JEE Main 2026 — Application of Derivatives Question with Solution

The critical points of a function are the points in its domain where the derivative is zero or does not exist.

First, consider $x=0$. The function is continuous at $x=0$ since ${\lim }_{x\to 0}\left|\frac{\sin x}{x}\right|=1=f(0)$.

For $x\in (-\pi ,\pi )$, $\frac{\sin x}{x}>0$, so $f(x)=\frac{\sin x}{x}$.

The derivative at $x=0$ is given by $f^{\prime }(0)={\lim }_{x\to 0}\frac{\frac{\sin x}{x}-1}{x}={\lim }_{x\to 0}\frac{\sin x-x}{x^2}=0$.

Since $f^{\prime }(0)=0$, $x=0$ is a critical point.

Next, consider the points where $f(x)=0$, which occurs at $x=\pi$ and $x=-\pi$ in the interval $(-2\pi ,2\pi )$.

At $x=\pi$, the inner function $g(x)=\frac{\sin x}{x}$ has $g(\pi )=0$ and $g^{\prime }(\pi )=-\frac{1}{\pi }\ne 0$. Since the derivative of the inner function is non-zero, the absolute value function $f(x)=|g(x)|$ is not differentiable at $x=\pi$. By symmetry, $f(x)$ is also not differentiable at $x=-\pi$.

Thus, $x=\pi$ and $x=-\pi$ are critical points.

For $x\ne 0,\pi ,-\pi$, the function is differentiable and $f^{\prime }(x)=\pm \frac{x\cos x-\sin x}{x^2}$.

Setting $f^{\prime }(x)=0$ gives $x\cos x-\sin x=0\Rightarrow \tan x=x$.

We analyze the roots of $\tan x=x$ in $(-2\pi ,2\pi )$:

In $(0,\pi )$, $\tan x>x$ for $x\in (0,\pi /2)$ and $\tan x<0<x$ for $x\in (\pi /2,\pi )$. There are no roots in this interval.

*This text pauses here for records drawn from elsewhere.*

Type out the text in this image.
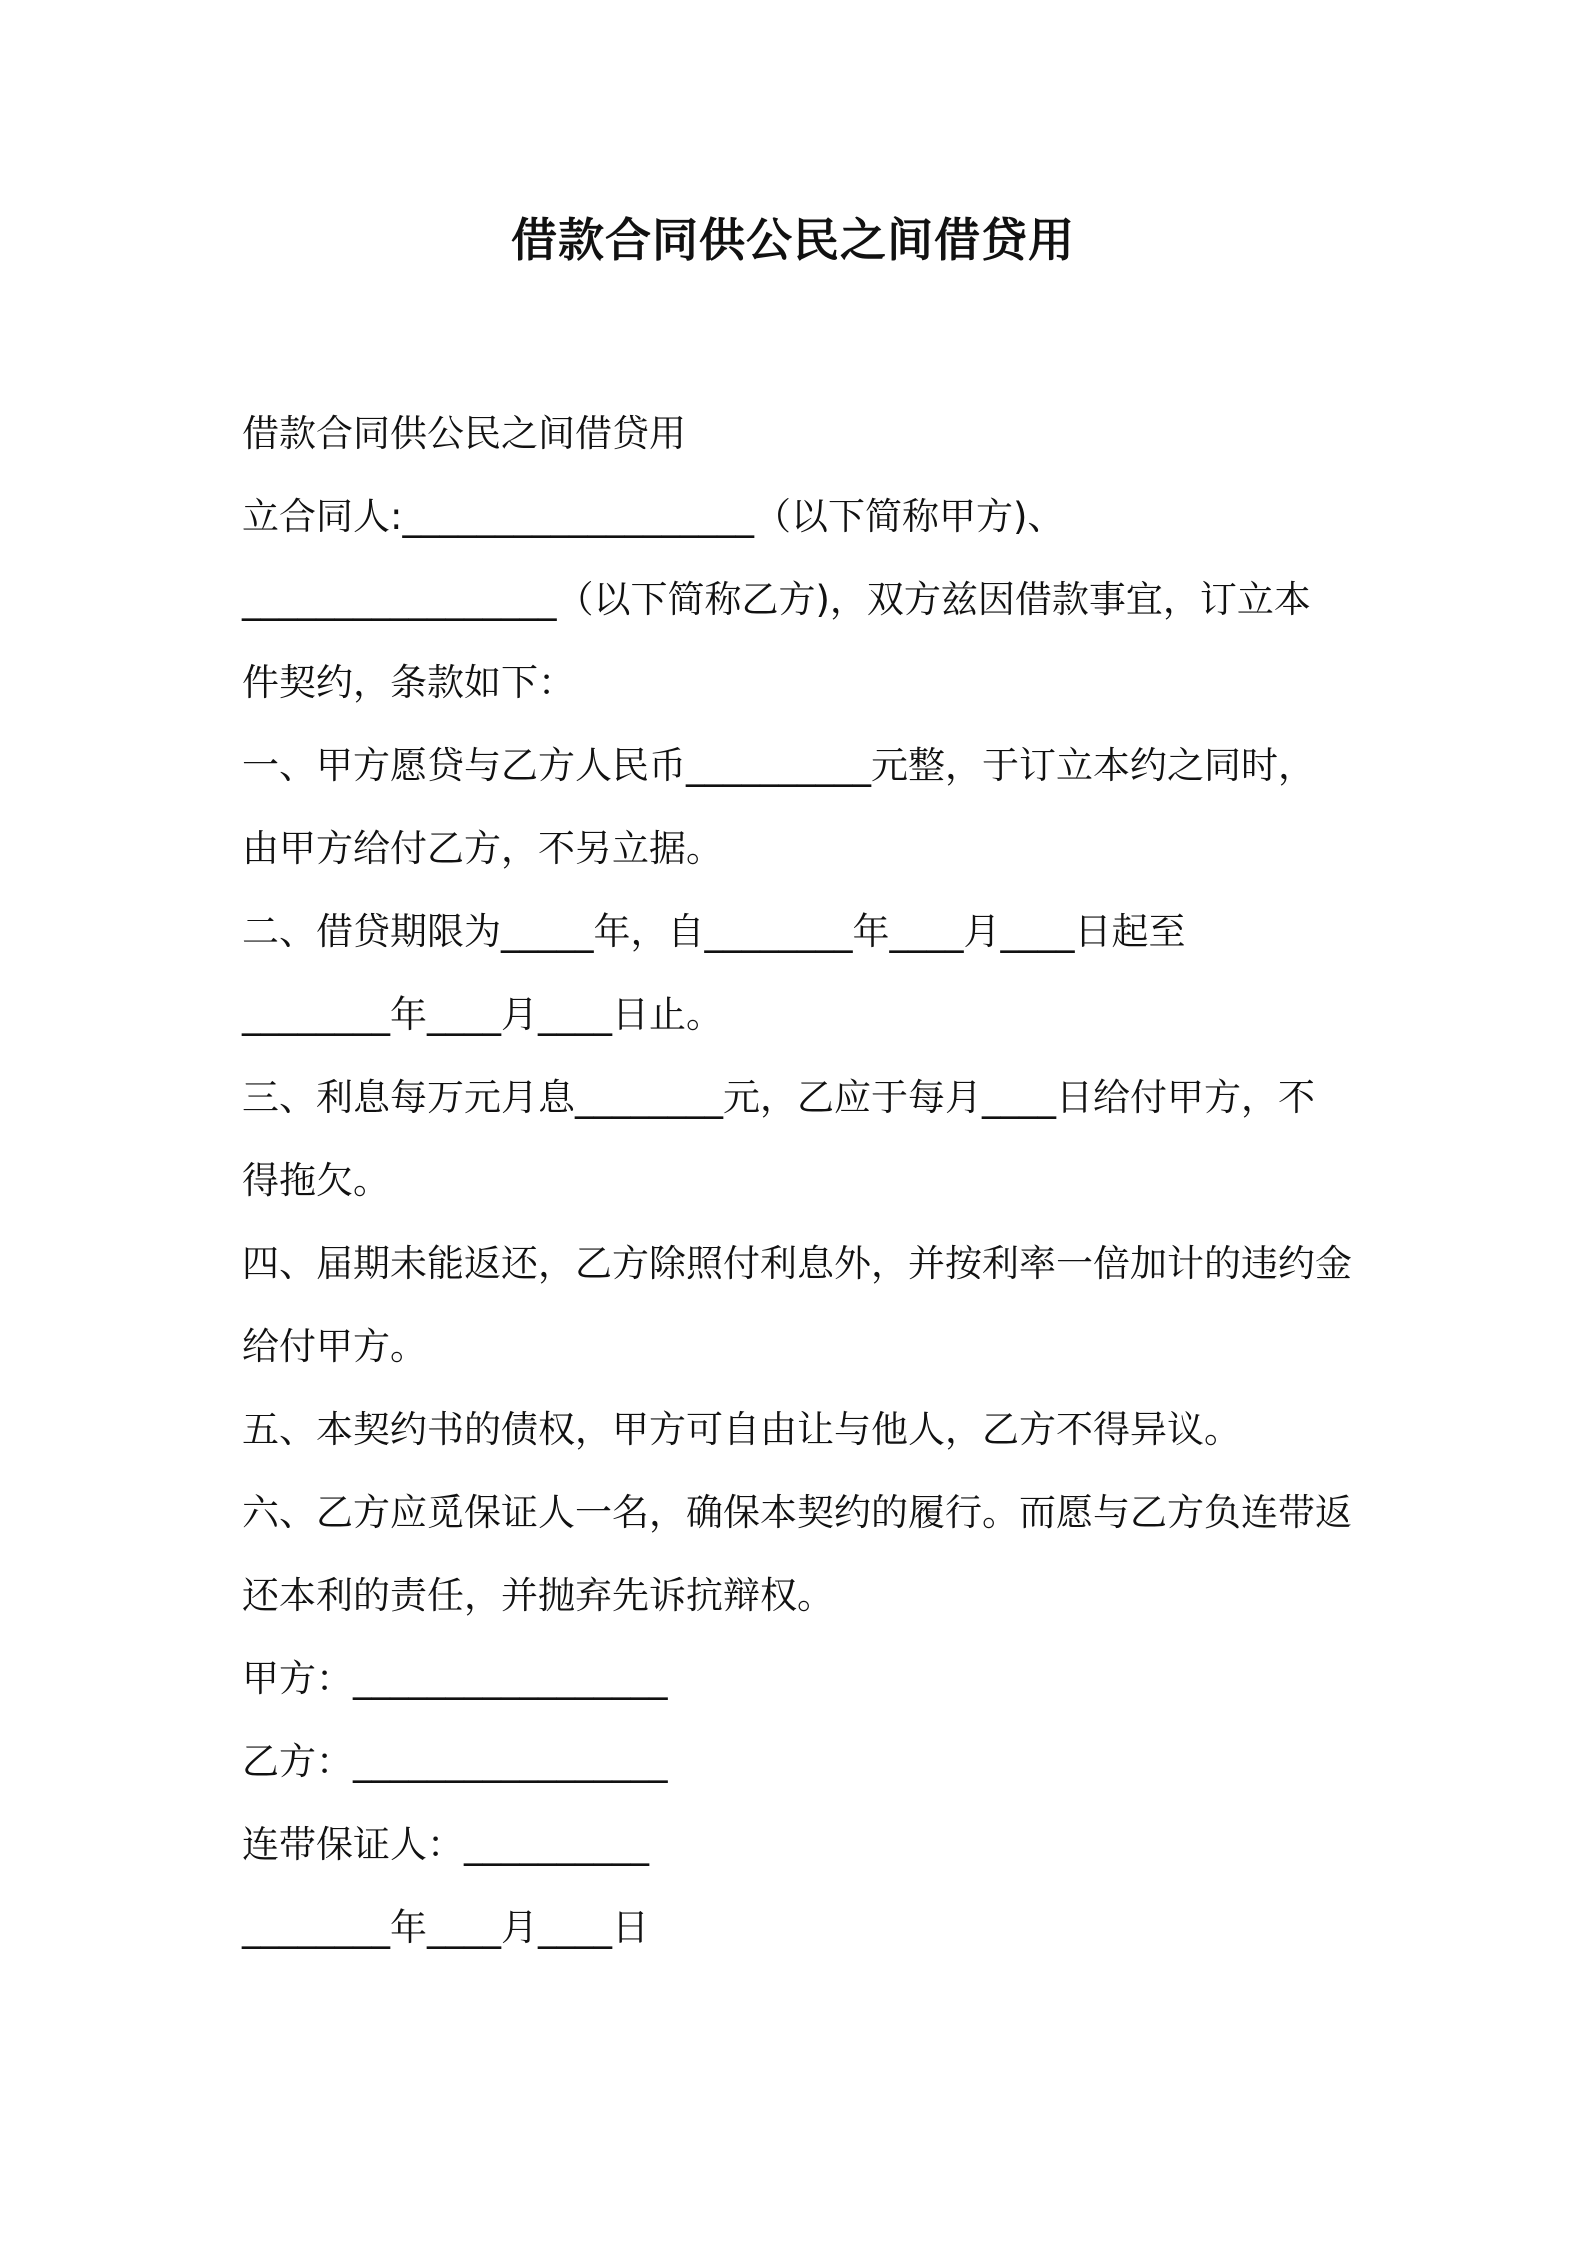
借款合同供公民之间借贷用
借款合同供公民之间借贷用
立合同人:___________________（以下简称甲方)、
_________________（以下简称乙方)，双方兹因借款事宜，订立本
件契约，条款如下：
一、甲方愿贷与乙方人民币__________元整，于订立本约之同时，
由甲方给付乙方，不另立据。
二、借贷期限为_____年，自________年____月____日起至
________年____月____日止。
三、利息每万元月息________元，乙应于每月____日给付甲方，不
得拖欠。
四、届期未能返还，乙方除照付利息外，并按利率一倍加计的违约金
给付甲方。
五、本契约书的债权，甲方可自由让与他人，乙方不得异议。
六、乙方应觅保证人一名，确保本契约的履行。而愿与乙方负连带返
还本利的责任，并抛弃先诉抗辩权。
甲方：_________________
乙方：_________________
连带保证人：__________
________年____月____日
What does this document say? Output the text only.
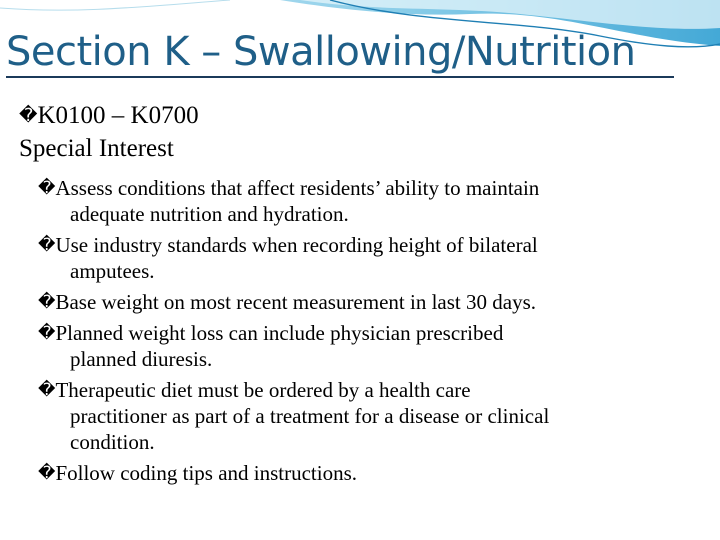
Section K – Swallowing/Nutrition
�K0100 – K0700
Special Interest
�Assess conditions that affect residents’ ability to maintain
adequate nutrition and hydration.
�Use industry standards when recording height of bilateral
amputees.
�Base weight on most recent measurement in last 30 days.
�Planned weight loss can include physician prescribed
planned diuresis.
�Therapeutic diet must be ordered by a health care
practitioner as part of a treatment for a disease or clinical
condition.
�Follow coding tips and instructions.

In $(\pi ,2\pi )$, $\tan x$ increases from $0$ to $\infty$ on $(\pi ,3\pi /2)$. Since $\tan \pi =0<\pi$ and $\tan x\to \infty$ as $x\to 3\pi /2^{-}$, there is exactly one root in $(\pi ,3\pi /2)$. In $(3\pi /2,2\pi )$, $\tan x<0<x$, yielding no roots.

Since $\tan x=x$ is an odd equation, there is exactly one symmetric root in $(-2\pi ,-\pi )$.

This gives $2$ additional critical points where $f^{\prime }(x)=0$.

The total number of critical points in $(-2\pi ,2\pi )$ is $1$ (at $x=0$) $+2$ (at $x=\pm \pi$) $+2$ (roots of $\tan x=x$) $=5$.

Answer: $5$